Tabelle 1 zeigt die erwarteten Zellerträge und lebensfähigkeit von erwachsenen Mausohren (Abbildung 1) und neonataler Haut unter nichtpathologischen Bedingungen. Die Tabelle zeigt auch repräsentative Daten von Tieren mit gemischtem C57/126-Hintergrund. Es wird erwartet, dass die Haut anderer Stämme zu ähnlichen Zellerträgen und Viabilitäten führen würde. Die ungefähre Ausbeute hängt von der Oberfläche der Haut ab und zeigt an, dass neonatale Haut eine bessere Wahl für Experimente wäre, die eine größere Anzahl von Zellen erfordern (Tabelle 1). Geringe Erträge oder geringere Lebensfähigkeit (<50%) Probleme mit der Verdauung oder experimentelle Bedingungen, die die Hautintegrität reduzieren oder den Zelltod induzieren. Culturing Zellen mit geeigneten Medien und Ergänzungen kann helfen, die Qualität der KC-Präparate17zu beurteilen.

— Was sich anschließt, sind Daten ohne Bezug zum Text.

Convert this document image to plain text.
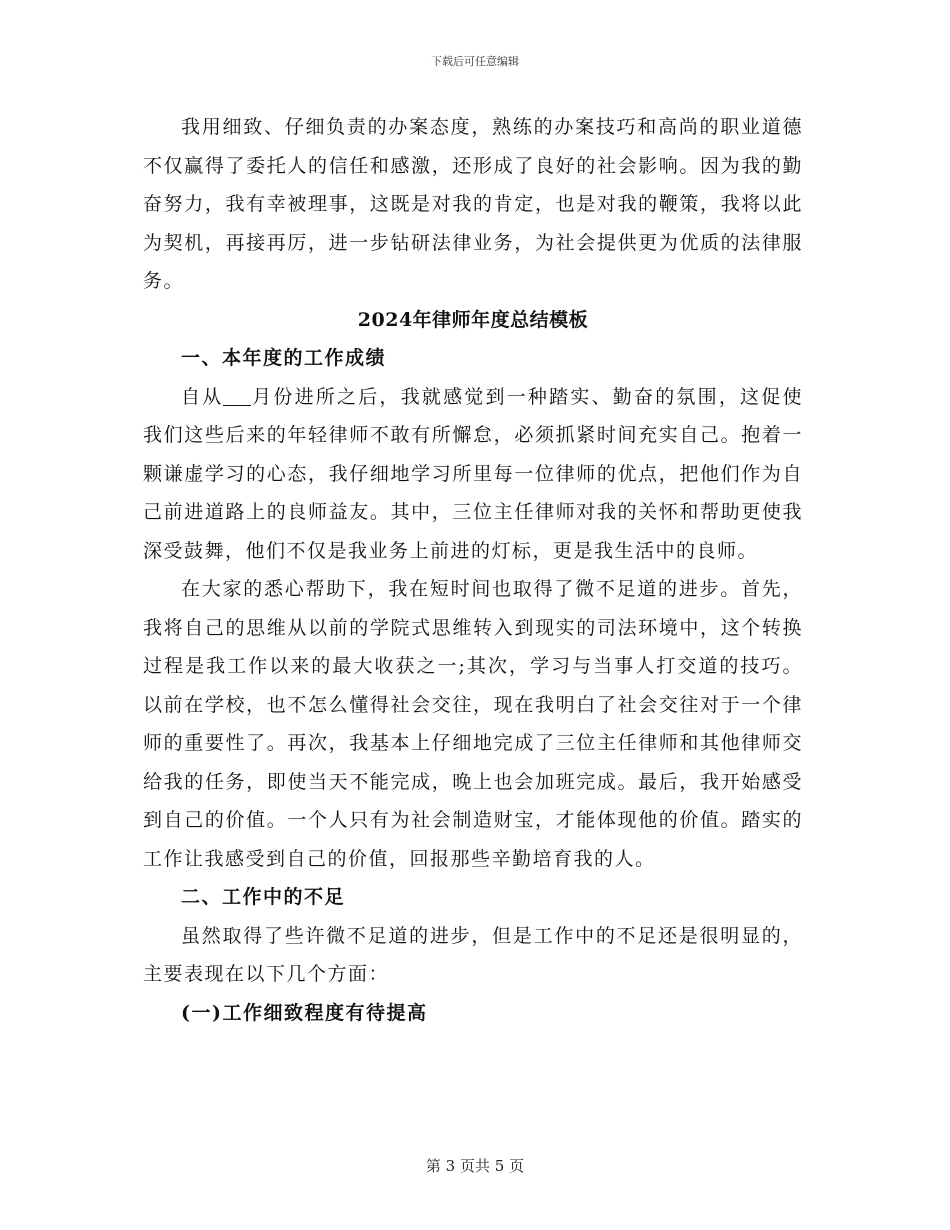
下载后可任意编辑

我用细致、仔细负责的办案态度，熟练的办案技巧和高尚的职业道德不仅赢得了委托人的信任和感激，还形成了良好的社会影响。因为我的勤奋努力，我有幸被理事，这既是对我的肯定，也是对我的鞭策，我将以此为契机，再接再厉，进一步钻研法律业务，为社会提供更为优质的法律服务。

2024年律师年度总结模板
一、本年度的工作成绩

自从 月份进所之后，我就感觉到一种踏实、勤奋的氛围，这促使我们这些后来的年轻律师不敢有所懈怠，必须抓紧时间充实自己。抱着一颗谦虚学习的心态，我仔细地学习所里每一位律师的优点，把他们作为自己前进道路上的良师益友。其中，三位主任律师对我的关怀和帮助更使我深受鼓舞，他们不仅是我业务上前进的灯标，更是我生活中的良师。

在大家的悉心帮助下，我在短时间也取得了微不足道的进步。首先，我将自己的思维从以前的学院式思维转入到现实的司法环境中，这个转换过程是我工作以来的最大收获之一;其次，学习与当事人打交道的技巧。以前在学校，也不怎么懂得社会交往，现在我明白了社会交往对于一个律师的重要性了。再次，我基本上仔细地完成了三位主任律师和其他律师交给我的任务，即使当天不能完成，晚上也会加班完成。最后，我开始感受到自己的价值。一个人只有为社会制造财宝，才能体现他的价值。踏实的工作让我感受到自己的价值，回报那些辛勤培育我的人。

二、工作中的不足

虽然取得了些许微不足道的进步，但是工作中的不足还是很明显的，主要表现在以下几个方面：

(一)工作细致程度有待提高
第 3 页共 5 页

Nach der Normalisierung20 und der Dekonvierung18 der FCS-Dateien definiert das Gating der Daten epidermale Zellpopulationen von Interesse und demarkieren einzelne Zellzyklusphasen (Abbildung 2). In bivariaten Diagrammen, die die 191Ir vs 193Ir-Kanäle vergleichen, können intakte Zellen im oberen rechten Quadranten eingezäutt werden (Abbildung 2A). Plotten Sie die Ereignislänge vs. 191Ir und wählen Sie einen engen Cluster von Zellen in der Nähe der 191Ir-Achse, die einzelne Zellen markiert. Lebensfähige Zellen werden in einem Diagramm von 195Pt vs 193Ir-Plot durch Gating für Zellen mit niedrigen 195Pt-Spiegeln ausgewählt. Die in Abbildung 2A gezeigte Probe weist Ablagerungen auf und zeigt Cisplatin als nicht lebensfähige Zellen. Dies kann darauf hindeuten, dass die Probe überverdaut, hart behandelt oder zu lange auf Eis oder RT gelassen wurde, bevor sie für die Massenzytometrie färbte. Profile aus gewebekultivierten Zellen geben in der Regel höhere Prozentsätze von 195Pt negativen Zellen (Abbildung 2B). Alternativ kann das Vorhandensein von 195Pt-positiven Zellen erwartet werden, wenn der Induktionszelltod ein Merkmal des experimentellen Modells und/oder der Bedingungen ist.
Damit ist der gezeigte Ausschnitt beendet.